Планёрка собрала аншлаг. Никто из сотрудников не опоздал. Наоборот, все пришли заранее. Переполненный актовый зал дышал как единый организм, а кому не хватило мест, толпились в распахнутых дверях.  Главврач Тюляйкина указала Вадиму на три красных пластиковых стула в простенке между окон. Узкий проход между стульями и повисшее в воздухе неприятие отделяли его от коллектива. Коллеги старательно не замечали Вадима. Только гинеколог Вершинин подмигнул ему от дверей, а проходя мимо, подал руку, но рядом тоже не сел. 

Никогда прежде Вадиму не приходилось быть изгоем. Незанятое пространство вокруг напрягало, как зона отчуждения. Не тридцатикилометровая Чернобыльская — символическая, ввиду небольшой площади зала, да и ощущал он себя не атомным реактором, а цыплёнком в вакуумной упаковке. Заседание открыла главврач Тюляйкина. Пугающе строгая — в белой блузе с гофрированным воротником-стойкой, подпирающим щёки — похожая на судью. Двумя пальцами брезгливо достала из красной папки листок с отпечатанным текстом, помахала им в воздухе.

— Сегодня, коллеги, мы с вами собрались по неприятнейшему поводу…

— К нам едет ревизор? — спросил с галёрки гинеколог Вершинин.

— Хуже. Из следственного комитета поступило письмо. Нашему коллективу доверено разобрать персональное дело и дать нравственно-этическую оценку поступку Дашевского Вадима Львовича.

— Что же вы натворили, коллега?! — с притворным ужасом воскликнул Вершинин, но председатель профкома Грищенко — со смятым серьёзностью момента лбом — осёк его взглядом и, многозначительно кашлянув, встал за трибуну.

— Товарищи, впервые в этих стенах запятнана честь белого халата, — мрачно сообщил он.

— Позвольте полюбопытствовать, а какое такое несмываемое пятно посадил на свой халат наш коллега? — уточнил гинеколог Вершинин.

Профорг Грищенко пояснил, что в следственный комитет обратилась гражданка Тупицына Клавдия Ивановна с заявлением о поруганной чести её внучки Тупицыной Людмилы Владимировны.

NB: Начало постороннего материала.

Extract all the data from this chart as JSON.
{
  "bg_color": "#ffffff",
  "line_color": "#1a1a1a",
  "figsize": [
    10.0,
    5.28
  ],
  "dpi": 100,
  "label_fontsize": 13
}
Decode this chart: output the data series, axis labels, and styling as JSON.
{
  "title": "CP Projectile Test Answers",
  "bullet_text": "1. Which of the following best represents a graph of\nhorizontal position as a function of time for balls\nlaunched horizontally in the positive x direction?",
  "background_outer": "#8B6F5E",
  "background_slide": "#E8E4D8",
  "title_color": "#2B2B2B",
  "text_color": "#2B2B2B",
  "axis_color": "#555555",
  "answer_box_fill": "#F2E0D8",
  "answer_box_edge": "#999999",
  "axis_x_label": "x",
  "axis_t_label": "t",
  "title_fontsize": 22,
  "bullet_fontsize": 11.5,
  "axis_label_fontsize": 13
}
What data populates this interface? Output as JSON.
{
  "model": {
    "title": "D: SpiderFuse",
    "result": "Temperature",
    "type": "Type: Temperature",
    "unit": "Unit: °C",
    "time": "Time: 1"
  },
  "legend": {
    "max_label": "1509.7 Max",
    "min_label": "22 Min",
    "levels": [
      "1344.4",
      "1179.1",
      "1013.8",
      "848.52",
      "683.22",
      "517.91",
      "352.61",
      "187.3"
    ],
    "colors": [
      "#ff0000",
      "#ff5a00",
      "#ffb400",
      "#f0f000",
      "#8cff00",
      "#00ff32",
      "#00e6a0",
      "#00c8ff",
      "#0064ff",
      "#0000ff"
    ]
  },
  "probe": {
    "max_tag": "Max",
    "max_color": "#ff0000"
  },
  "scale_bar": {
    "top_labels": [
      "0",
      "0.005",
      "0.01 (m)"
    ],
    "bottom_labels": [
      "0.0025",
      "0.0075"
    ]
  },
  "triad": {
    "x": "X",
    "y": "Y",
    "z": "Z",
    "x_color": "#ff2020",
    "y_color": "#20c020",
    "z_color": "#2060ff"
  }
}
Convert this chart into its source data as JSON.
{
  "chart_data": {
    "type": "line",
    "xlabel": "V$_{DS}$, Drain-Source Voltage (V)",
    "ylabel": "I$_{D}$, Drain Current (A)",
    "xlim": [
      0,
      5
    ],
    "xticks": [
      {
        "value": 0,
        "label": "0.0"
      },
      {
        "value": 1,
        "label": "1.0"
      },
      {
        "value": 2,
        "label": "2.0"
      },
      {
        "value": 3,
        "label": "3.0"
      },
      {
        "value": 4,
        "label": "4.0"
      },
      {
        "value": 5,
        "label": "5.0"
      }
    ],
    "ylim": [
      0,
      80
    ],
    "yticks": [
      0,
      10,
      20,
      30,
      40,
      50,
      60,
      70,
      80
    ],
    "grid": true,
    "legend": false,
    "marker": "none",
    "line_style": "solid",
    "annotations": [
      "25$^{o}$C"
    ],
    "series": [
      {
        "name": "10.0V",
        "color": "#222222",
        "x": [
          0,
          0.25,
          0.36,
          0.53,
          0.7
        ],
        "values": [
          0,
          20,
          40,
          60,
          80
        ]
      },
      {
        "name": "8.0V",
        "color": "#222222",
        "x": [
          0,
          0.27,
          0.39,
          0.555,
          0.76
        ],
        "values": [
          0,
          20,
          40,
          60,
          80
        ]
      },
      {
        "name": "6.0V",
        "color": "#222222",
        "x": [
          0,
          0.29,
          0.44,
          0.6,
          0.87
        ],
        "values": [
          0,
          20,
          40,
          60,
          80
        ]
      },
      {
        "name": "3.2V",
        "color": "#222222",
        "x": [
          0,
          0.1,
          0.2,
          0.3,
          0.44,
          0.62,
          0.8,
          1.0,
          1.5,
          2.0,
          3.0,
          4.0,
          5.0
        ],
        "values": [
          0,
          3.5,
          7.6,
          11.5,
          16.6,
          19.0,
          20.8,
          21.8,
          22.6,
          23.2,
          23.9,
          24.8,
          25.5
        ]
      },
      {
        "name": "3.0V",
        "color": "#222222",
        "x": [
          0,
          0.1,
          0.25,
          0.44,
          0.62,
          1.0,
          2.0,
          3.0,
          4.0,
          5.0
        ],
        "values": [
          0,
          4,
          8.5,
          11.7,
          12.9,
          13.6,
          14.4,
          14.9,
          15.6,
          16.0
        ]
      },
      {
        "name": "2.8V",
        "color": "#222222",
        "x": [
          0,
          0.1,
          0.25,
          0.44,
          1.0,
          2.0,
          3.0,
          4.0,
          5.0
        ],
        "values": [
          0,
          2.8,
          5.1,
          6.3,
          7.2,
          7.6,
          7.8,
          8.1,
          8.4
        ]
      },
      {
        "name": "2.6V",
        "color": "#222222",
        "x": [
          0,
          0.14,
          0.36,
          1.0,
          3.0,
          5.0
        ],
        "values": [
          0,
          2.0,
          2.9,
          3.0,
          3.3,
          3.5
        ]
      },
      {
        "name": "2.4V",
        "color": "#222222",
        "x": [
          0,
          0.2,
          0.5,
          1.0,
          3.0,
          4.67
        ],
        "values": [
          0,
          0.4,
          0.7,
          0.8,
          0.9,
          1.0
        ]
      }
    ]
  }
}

Зачитав письмо, он предоставил слово потерпевшей.

Клавдия Ивановна — восьмидесятилетняя опекунша Людочки — потрясла коричневым кулачком, взывая к совести Вадима, и потребовала — ни больше, ни меньше, — немедленно жениться на внучке, маячившей в холле за стеклянной перегородкой в ожидании своего выхода на сцену. После выступления бабушки, раздвигая животом столпившихся у входа медработников, в зал вошла Людочка. Широко улыбаясь, помахала над головой растопыренной ладонью, приветствуя собравшихся. Откинула за спину сальную прядь, скривила рот, сдувая с глаз чёлку и проплыла через зал, будто по красной дорожке в Каннах. Опустилась на стул рядом с Вадимом. Попыталась закинуть ногу на ногу, но не смогла — мешал живот.

Медсестра Тамара Михайловна выступила главным свидетелем. Она дала показания о флирте Вадима с Людочкой.

— Вы можете подробнее? Самую суть передать, что там было? — с прокурорской заинтересованностью уточнил уролог Грищенко.

— Свечку не держала, Сергей Леонидович, врать не буду, но на аборт он её уговаривал. И настойчиво так уговаривал. Я тогда ещё подумала: неспроста он это всё.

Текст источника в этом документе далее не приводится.